CALMzone launch suicide prevention campaign - DanBC
https://www.thecalmzone.net/2015/11/big-news-calm-and-lynx-launch-bigger-issues-campaign/
======
DanBC
I'm submitting this partly because suicide is a significant cause of death for
the HN demographic, but also because it's an innovative use of Twitter.

> Deliberately provocative, the #BiggerIssues advertising campaign juxtaposes
> comparatively trivial topics that are getting a huge amount of public
> attention with the issue of male suicide. Vegan meatballs recently tweeted
> about by Professor Green, for example, get more attention than the issue of
> male suicide.

They find tweets about trivial stuff that got a lot of attention, and compare
those to tweets about suicide.

Here's a link to the hashtag:
[https://twitter.com/hashtag/BiggerIssues?src=hash](https://twitter.com/hashtag/BiggerIssues?src=hash)
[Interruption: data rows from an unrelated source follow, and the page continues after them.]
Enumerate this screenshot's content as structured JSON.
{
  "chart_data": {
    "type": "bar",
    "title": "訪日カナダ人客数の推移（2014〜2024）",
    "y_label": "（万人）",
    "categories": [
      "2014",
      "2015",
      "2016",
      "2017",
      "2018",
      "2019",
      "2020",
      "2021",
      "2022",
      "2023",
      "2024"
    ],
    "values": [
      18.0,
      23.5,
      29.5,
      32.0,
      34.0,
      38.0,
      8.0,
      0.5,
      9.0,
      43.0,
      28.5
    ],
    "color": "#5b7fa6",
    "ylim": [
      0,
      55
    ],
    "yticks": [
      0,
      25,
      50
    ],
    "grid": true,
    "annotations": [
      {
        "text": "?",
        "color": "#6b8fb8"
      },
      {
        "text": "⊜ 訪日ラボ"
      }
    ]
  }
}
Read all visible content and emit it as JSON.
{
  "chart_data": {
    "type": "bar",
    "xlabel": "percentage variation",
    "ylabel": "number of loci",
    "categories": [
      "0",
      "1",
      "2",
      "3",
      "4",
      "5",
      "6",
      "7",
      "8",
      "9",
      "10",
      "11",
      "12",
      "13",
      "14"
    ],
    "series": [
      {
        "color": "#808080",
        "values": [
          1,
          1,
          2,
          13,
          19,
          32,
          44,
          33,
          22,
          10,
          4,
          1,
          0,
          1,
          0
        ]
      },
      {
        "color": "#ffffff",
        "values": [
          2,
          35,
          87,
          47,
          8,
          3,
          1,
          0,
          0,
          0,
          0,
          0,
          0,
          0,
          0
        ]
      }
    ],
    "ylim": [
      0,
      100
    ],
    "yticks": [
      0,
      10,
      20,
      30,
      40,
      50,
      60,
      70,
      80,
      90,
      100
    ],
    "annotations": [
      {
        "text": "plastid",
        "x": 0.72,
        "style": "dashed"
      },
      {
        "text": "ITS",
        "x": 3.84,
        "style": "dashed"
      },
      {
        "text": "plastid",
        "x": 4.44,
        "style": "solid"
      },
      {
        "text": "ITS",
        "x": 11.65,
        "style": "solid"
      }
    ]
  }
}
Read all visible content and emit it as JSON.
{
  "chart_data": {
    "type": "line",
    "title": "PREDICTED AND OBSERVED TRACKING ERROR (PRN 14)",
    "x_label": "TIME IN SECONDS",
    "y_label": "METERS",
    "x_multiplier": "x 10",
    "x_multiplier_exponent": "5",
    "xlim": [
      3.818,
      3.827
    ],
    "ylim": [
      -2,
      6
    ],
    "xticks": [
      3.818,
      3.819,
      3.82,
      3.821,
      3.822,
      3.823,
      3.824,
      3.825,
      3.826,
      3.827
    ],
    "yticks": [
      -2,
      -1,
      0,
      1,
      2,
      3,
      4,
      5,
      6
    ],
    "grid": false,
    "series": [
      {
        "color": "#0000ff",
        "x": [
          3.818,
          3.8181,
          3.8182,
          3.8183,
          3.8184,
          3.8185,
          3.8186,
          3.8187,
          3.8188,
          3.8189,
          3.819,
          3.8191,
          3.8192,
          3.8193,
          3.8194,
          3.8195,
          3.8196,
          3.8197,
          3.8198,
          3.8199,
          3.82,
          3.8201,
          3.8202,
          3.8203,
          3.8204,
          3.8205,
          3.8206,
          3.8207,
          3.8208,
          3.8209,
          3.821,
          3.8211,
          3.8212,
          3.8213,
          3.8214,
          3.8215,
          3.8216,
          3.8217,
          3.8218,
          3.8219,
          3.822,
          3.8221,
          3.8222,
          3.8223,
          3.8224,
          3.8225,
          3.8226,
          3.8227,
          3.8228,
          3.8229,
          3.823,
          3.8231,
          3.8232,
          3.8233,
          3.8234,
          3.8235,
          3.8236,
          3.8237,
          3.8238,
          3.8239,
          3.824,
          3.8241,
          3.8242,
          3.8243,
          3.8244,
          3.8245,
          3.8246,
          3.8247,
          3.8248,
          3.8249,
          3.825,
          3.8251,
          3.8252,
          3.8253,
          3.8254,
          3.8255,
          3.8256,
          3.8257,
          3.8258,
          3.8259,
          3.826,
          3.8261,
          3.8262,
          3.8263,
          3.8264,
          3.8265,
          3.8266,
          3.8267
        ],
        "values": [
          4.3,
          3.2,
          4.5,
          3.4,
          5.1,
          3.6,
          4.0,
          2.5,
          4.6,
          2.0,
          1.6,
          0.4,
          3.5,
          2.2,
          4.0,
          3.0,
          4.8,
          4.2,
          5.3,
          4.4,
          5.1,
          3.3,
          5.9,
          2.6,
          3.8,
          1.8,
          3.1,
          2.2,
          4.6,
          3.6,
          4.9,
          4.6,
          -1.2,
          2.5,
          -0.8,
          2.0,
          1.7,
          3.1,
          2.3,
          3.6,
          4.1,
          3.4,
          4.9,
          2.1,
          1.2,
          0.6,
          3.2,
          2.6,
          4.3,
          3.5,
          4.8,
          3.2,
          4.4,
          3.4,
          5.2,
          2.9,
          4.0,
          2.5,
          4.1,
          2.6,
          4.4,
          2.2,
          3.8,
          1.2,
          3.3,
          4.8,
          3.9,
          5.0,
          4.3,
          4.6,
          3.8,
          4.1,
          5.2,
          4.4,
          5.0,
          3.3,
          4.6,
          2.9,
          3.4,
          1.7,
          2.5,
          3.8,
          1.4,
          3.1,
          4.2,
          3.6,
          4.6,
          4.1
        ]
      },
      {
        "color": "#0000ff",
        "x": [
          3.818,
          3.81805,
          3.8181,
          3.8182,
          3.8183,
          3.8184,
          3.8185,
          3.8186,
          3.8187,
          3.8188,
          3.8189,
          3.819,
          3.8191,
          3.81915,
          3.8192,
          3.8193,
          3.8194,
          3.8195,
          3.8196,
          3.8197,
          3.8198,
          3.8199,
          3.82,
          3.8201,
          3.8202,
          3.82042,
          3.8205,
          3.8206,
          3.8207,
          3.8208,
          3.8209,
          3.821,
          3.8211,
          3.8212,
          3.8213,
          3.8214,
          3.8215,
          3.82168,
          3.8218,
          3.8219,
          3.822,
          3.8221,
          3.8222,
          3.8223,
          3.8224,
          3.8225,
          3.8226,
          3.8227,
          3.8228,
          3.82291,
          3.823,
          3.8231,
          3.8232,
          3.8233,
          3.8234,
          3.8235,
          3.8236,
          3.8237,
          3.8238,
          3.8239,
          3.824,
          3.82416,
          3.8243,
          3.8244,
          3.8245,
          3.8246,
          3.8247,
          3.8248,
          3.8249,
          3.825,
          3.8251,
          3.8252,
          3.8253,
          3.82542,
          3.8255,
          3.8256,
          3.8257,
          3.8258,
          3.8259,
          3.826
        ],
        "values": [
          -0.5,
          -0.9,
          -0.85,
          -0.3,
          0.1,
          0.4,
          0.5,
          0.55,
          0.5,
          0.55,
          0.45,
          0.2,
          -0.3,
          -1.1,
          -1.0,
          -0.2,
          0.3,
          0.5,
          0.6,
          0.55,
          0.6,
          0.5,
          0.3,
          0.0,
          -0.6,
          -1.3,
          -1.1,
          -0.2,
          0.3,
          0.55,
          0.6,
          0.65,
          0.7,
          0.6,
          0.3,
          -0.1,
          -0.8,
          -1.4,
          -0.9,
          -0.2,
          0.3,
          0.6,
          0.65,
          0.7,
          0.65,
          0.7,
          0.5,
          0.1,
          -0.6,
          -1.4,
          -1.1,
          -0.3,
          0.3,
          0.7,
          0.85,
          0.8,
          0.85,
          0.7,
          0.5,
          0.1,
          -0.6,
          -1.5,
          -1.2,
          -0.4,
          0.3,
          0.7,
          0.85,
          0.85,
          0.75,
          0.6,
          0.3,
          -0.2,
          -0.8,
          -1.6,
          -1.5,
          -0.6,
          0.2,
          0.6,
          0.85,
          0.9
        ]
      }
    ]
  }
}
(Professor Green is a singer, and a patron of the charity "CALMzone" (campaign
against living miserably, a charity that aims to reduce male suicide). His
father died by suicide, and he made a programme for BBC.
[http://www.bbc.co.uk/iplayer/episode/b06mvx4j/professor-
gree...](http://www.bbc.co.uk/iplayer/episode/b06mvx4j/professor-green-
suicide-and-me#group=p02q33dg) )